Claude Code creates files and edits through standard filesystem operations, so all changes are visible in git diff. If a change is wrong, revert it with git checkout -- <file> for a single file or git stash for all changes. Claude Code does not make irreversible changes unless you explicitly allow destructive commands in settings.json.
Practical Details
When working with Claude Code on this topic, keep these implementation details in mind:
Project Configuration. Your CLAUDE.md should include specific references to how your project handles this area. Include file paths, naming conventions, and any project-specific patterns that differ from defaults. Claude Code reads this file at session start and uses it to guide all operations.
Integration with Existing Tools. Claude Code works alongside your existing development tools rather than replacing them. It respects .gitignore for file visibility, uses your project’s installed dependencies, and follows the build/test scripts defined in package.json (or equivalent). Ensure your toolchain is working correctly before involving Claude Code.

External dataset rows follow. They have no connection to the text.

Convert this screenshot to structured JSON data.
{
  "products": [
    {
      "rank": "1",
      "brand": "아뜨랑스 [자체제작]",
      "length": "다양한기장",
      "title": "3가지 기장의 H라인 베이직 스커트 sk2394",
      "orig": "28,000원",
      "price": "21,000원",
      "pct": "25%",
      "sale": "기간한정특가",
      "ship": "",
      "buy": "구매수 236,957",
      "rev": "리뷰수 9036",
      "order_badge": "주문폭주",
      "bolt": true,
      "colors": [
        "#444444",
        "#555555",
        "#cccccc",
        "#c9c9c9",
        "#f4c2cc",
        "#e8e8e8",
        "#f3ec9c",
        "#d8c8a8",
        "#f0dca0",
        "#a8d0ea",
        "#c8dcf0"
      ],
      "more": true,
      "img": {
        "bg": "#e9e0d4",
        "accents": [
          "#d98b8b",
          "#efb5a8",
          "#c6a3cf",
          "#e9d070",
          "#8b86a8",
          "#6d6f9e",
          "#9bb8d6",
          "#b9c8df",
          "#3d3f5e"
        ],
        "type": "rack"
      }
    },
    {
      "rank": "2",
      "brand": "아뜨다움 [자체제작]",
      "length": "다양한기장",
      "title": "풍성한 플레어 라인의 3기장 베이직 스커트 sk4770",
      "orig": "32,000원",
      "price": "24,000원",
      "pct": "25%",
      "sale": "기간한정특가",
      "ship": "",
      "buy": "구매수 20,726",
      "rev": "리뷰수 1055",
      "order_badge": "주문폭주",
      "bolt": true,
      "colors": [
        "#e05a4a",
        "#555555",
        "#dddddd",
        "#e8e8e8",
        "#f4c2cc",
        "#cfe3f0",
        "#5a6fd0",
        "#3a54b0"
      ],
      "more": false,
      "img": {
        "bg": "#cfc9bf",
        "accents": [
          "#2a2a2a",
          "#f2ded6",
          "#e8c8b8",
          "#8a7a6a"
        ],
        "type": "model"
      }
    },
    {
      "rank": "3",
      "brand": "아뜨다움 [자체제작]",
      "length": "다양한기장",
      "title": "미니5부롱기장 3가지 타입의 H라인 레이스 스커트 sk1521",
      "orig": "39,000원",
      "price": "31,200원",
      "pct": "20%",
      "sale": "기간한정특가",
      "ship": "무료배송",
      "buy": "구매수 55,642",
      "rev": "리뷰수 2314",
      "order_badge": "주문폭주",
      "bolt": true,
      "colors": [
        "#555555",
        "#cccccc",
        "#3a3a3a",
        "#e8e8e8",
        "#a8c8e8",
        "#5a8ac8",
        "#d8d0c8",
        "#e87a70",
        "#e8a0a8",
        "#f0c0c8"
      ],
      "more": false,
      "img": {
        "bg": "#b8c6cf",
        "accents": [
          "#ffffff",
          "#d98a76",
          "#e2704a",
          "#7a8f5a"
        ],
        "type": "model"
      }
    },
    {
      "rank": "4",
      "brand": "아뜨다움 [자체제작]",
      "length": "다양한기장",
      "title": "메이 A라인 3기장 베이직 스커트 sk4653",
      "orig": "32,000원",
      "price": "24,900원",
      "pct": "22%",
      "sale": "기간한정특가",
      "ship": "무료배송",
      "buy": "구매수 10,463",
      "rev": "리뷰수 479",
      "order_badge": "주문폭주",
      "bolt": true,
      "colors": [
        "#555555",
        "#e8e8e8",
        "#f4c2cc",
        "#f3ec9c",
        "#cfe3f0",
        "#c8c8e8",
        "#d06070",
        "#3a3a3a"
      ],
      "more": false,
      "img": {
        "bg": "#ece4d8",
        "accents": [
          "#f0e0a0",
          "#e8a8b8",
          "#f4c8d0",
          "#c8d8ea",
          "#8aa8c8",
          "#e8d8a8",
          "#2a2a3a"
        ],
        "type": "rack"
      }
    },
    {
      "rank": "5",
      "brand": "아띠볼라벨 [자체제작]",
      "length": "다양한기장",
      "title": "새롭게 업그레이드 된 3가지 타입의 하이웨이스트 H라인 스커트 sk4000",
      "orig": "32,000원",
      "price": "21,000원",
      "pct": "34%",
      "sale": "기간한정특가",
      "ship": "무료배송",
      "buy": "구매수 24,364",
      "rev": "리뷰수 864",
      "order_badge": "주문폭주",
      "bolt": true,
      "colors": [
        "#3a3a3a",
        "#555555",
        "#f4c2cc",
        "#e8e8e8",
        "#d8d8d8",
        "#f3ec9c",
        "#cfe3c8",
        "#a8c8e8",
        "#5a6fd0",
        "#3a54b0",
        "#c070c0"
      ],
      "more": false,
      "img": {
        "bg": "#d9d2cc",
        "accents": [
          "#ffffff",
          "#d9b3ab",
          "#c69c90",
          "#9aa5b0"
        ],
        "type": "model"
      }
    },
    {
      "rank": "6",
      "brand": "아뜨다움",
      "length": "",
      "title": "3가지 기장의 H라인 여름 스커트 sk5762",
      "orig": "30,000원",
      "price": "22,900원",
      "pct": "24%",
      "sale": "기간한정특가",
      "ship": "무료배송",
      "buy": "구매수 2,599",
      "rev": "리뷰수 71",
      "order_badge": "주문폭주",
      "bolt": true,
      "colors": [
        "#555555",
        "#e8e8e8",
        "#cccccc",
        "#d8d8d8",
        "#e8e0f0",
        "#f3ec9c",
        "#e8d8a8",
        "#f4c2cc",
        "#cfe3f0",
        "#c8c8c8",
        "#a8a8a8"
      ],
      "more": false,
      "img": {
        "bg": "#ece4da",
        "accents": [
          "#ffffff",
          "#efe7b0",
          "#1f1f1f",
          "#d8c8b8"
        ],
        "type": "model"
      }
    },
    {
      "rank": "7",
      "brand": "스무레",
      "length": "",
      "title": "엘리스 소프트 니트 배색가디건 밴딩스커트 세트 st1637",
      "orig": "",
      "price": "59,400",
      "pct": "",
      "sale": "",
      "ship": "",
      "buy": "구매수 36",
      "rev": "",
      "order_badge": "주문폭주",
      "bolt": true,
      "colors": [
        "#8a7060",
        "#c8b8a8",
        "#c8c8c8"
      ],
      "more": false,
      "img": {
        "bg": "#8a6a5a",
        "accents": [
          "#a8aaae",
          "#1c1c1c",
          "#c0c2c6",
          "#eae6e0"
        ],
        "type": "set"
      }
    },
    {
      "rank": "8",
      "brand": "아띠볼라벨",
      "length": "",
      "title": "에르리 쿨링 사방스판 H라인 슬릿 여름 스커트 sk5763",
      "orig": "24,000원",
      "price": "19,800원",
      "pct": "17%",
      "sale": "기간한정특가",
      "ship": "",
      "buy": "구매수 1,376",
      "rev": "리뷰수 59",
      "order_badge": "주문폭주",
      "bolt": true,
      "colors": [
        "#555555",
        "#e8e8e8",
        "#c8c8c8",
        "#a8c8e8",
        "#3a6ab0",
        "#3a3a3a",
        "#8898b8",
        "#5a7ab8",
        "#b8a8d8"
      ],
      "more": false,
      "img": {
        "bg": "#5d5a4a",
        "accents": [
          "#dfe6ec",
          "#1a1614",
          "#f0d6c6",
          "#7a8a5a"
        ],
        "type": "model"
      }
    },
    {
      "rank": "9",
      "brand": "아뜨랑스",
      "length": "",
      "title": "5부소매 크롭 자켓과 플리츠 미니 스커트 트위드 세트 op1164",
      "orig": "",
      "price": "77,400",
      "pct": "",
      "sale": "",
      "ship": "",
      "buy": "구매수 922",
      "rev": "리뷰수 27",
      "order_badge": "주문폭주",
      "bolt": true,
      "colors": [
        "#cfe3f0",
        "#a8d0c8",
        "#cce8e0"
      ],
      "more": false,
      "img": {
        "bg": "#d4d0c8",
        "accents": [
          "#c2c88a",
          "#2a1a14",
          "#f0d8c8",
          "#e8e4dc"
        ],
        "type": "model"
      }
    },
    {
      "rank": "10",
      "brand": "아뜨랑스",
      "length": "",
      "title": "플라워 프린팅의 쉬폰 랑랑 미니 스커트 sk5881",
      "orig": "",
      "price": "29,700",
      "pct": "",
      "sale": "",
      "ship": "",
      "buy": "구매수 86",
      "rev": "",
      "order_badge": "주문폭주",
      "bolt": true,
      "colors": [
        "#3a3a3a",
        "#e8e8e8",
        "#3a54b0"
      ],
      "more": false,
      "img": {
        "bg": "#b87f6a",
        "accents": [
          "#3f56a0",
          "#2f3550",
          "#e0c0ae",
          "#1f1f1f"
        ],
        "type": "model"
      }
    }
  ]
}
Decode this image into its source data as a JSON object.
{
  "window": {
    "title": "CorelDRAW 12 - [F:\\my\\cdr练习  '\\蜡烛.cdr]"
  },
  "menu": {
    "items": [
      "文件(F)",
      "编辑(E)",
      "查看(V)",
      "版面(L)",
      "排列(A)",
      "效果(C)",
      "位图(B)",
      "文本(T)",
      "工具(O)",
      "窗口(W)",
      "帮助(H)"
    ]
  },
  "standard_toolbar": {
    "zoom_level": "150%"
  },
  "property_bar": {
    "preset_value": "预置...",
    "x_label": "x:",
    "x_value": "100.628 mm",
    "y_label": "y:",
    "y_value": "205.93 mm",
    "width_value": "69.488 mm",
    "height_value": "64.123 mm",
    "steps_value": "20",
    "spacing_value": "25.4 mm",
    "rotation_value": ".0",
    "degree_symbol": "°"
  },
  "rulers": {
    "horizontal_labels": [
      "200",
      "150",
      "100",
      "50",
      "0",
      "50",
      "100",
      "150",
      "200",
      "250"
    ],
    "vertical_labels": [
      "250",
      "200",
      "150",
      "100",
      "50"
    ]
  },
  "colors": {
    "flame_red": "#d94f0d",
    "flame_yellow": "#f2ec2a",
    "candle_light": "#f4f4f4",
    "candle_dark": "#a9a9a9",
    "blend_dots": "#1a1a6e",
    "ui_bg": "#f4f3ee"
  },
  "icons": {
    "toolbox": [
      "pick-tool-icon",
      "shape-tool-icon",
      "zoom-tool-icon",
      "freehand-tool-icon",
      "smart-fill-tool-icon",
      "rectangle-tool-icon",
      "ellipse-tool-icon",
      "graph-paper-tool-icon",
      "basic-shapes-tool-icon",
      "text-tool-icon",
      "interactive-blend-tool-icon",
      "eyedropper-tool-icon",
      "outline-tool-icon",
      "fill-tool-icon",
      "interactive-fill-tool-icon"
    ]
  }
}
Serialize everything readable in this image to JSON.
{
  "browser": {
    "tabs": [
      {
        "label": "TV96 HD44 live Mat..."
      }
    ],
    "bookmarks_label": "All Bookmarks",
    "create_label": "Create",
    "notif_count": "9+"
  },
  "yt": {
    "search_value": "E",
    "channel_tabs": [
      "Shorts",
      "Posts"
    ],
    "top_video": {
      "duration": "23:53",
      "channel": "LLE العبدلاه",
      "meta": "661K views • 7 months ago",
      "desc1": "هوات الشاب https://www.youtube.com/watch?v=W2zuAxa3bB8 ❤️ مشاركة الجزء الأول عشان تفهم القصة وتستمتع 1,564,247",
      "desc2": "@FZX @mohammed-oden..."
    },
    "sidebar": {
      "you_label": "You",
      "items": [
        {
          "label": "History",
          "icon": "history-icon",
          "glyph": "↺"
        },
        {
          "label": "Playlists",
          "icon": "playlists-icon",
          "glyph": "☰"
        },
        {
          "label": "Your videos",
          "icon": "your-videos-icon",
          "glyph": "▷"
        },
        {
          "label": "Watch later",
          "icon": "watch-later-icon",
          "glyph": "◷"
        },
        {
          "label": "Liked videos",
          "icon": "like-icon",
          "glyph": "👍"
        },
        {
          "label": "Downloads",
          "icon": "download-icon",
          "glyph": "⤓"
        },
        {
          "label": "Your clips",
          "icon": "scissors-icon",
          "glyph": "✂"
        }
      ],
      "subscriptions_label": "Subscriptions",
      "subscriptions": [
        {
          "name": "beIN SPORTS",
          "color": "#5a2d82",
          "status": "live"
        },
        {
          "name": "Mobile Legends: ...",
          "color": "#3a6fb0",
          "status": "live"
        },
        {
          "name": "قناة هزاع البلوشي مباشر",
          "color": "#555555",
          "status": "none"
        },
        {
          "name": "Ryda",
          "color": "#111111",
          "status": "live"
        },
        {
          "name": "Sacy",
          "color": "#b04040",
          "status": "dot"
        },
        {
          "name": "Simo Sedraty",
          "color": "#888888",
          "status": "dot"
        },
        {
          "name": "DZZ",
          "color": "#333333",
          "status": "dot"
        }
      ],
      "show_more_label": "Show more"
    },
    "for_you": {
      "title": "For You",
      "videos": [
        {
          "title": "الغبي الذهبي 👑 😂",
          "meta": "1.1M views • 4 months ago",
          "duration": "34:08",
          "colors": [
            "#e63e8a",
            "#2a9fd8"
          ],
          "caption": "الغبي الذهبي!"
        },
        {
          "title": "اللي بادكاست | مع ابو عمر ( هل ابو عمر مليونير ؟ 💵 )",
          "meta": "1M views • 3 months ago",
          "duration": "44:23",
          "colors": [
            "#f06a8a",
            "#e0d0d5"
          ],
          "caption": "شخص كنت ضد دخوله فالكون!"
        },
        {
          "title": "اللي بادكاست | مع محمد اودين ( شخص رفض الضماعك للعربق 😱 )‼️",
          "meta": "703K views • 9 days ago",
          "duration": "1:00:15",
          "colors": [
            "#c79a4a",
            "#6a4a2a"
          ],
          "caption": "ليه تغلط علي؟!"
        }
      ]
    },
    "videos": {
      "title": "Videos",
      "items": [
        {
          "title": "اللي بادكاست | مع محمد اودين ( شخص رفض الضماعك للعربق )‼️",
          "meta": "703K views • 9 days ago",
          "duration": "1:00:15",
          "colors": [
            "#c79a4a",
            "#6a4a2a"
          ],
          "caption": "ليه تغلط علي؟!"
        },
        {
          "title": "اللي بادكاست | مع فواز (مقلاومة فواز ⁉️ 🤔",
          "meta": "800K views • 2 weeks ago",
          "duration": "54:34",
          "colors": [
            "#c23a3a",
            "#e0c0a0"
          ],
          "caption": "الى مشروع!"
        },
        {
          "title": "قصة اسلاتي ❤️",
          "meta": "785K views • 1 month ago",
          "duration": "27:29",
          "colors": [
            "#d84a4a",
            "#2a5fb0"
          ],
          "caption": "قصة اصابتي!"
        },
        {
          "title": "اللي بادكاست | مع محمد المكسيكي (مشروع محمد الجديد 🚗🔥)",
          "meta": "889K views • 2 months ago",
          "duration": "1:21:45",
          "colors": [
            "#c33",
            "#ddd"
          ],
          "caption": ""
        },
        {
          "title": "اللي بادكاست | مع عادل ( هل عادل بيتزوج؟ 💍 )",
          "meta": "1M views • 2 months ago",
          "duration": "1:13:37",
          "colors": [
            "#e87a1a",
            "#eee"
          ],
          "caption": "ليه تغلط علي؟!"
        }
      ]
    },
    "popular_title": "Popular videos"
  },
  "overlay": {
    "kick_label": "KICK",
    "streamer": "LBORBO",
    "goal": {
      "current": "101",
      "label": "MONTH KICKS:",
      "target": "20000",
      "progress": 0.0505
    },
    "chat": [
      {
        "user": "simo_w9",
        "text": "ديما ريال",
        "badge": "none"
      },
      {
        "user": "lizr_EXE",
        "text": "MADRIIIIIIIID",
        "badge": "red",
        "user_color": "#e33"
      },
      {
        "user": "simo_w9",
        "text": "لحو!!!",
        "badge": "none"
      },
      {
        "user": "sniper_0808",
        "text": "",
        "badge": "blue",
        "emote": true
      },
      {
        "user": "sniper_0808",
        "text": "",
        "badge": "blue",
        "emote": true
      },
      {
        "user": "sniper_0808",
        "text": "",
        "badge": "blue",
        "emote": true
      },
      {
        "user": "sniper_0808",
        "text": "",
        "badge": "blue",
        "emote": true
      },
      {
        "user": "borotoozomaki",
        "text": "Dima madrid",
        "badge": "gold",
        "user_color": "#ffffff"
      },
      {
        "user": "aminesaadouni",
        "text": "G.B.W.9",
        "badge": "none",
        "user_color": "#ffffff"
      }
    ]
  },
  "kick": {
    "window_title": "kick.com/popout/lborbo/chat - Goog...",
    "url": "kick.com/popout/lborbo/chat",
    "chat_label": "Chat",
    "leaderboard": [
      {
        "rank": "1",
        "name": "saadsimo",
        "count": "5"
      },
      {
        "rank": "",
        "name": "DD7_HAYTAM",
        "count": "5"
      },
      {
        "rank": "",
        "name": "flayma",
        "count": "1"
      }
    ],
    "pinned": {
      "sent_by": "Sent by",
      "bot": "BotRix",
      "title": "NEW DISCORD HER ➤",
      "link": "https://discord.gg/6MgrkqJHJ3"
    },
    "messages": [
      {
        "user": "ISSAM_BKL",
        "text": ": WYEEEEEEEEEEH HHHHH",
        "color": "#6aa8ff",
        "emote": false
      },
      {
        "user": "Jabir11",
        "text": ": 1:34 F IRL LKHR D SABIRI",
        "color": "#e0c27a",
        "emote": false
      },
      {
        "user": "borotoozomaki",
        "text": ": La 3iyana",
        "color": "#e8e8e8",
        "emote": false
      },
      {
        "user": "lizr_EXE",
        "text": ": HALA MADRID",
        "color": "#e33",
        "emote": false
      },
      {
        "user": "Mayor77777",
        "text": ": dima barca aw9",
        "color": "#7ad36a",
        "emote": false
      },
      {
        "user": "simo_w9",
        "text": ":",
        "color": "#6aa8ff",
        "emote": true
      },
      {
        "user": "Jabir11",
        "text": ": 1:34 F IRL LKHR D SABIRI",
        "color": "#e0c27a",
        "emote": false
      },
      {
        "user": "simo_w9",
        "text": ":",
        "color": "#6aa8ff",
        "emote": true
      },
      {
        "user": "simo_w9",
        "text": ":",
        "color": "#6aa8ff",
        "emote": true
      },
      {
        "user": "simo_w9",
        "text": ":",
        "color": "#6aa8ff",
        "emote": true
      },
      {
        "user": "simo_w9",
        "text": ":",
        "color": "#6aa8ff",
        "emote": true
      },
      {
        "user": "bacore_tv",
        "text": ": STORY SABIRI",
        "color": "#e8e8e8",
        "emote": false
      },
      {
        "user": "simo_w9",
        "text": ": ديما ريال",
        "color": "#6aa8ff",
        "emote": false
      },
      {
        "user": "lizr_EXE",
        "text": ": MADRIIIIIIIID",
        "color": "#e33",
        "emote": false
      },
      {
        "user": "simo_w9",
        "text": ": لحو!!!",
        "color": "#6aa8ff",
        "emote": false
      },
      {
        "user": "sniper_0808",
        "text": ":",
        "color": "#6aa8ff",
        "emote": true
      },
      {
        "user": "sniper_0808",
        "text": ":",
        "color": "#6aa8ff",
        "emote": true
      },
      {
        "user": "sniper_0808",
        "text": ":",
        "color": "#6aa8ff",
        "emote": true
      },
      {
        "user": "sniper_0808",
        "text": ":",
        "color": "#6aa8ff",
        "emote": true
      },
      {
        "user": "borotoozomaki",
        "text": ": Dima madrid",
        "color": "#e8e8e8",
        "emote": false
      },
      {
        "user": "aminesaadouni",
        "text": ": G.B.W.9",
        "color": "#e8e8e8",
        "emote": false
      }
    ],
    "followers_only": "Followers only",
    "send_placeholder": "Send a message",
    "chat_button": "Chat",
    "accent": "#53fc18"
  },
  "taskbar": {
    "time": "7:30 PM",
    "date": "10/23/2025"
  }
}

Performance Considerations. For large codebases (10,000+ files), Claude Code’s file scanning can be slow if not properly scoped. Use .claudeignore to exclude generated directories (dist, build, .next, coverage) and dependency directories (node_modules, vendor). This typically reduces scan time by 80-90%.
Version Control Integration. All changes Claude Code makes are regular filesystem operations visible to git. Use git diff after each significant change to review what was modified. For experimental changes, create a branch first with git checkout -b experiment/topic so you can easily discard or keep the results.